Named after the emblematic cedar tree that dominates Quinta do Noval's terrace, Cedro is an authentic expression of the Douro. Principally made up of Portuguese varieties, it also contains Syrah, which rounds out the fruit and gives the wine tremendous charm and accessibility.
Characteristics of the vintage
2016 was a year of extremes: a warm winter with high rainfall, at 618 mm twice as much as in an average year. After a wet spring, summer was very hot and dry, with some peaks of heat in August and September.
By the end of August, the harvest looked extremely good, in excellent sanitary condition, but ripening began to slow down due to the very hot and dry conditions.
Fortunately 17 mm of much needed rain fell on 13th September, and maturation continued in ideal conditions from this point onwards. The main part of the harvest began on 19th September in dry and sunny weather, and the fruit continued to ripen throughout the harvest period. We were able to harvest each plot in ideal conditions as ripening continued.
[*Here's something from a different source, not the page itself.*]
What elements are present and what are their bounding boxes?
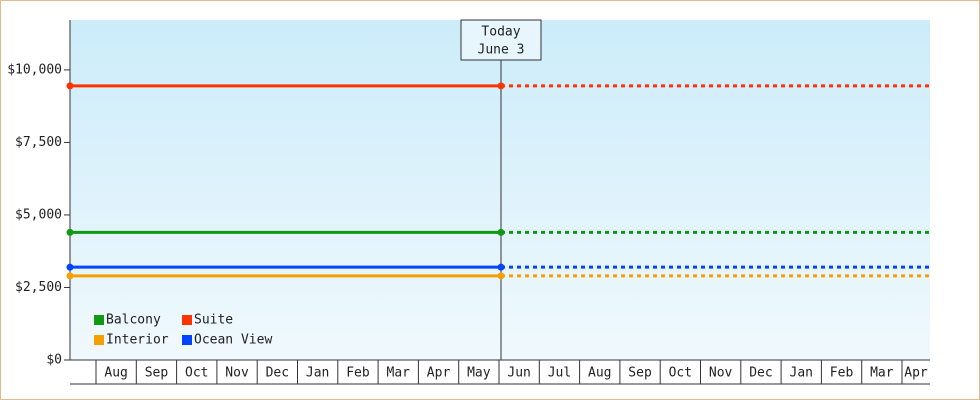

In spite of the unusual and extreme climatic conditions of the year, the end result is of an excellent quality. The dry red wines are high in colour, beautiful, well structured and with good acidity.
Cedro do Noval Tinto 2016 has a dense and opulent red color. The nose reveals spicy aroma, followed by chewy flavors of chocolate, and dark plum. A firm acidity on the palate, slightly smoky finish which enhances the purity and the freshness of the fruit.
Carlos Agrellos, Technical Director
Cedro do Noval is a blended wine including Syrah and the noble grape varieties of the Douro Valley. We planted our first Syrah grapes in 2000. Syrah adapts perfectly to the Douro and expresses the characteristics of the soil rather than its specific varietal flavour.
60 % Touriga Nacional, 20 % Syrah, 15 % Touriga Franca, 4 % Tinto Cão and 1 % Donzelinho Tinto
The wine is vinified in stainless steel vats for a period of 7 days, where it then undergoes malolactic fermentation.
The wine is aged during 10 months in French oak barrels, 12 % in new barrels.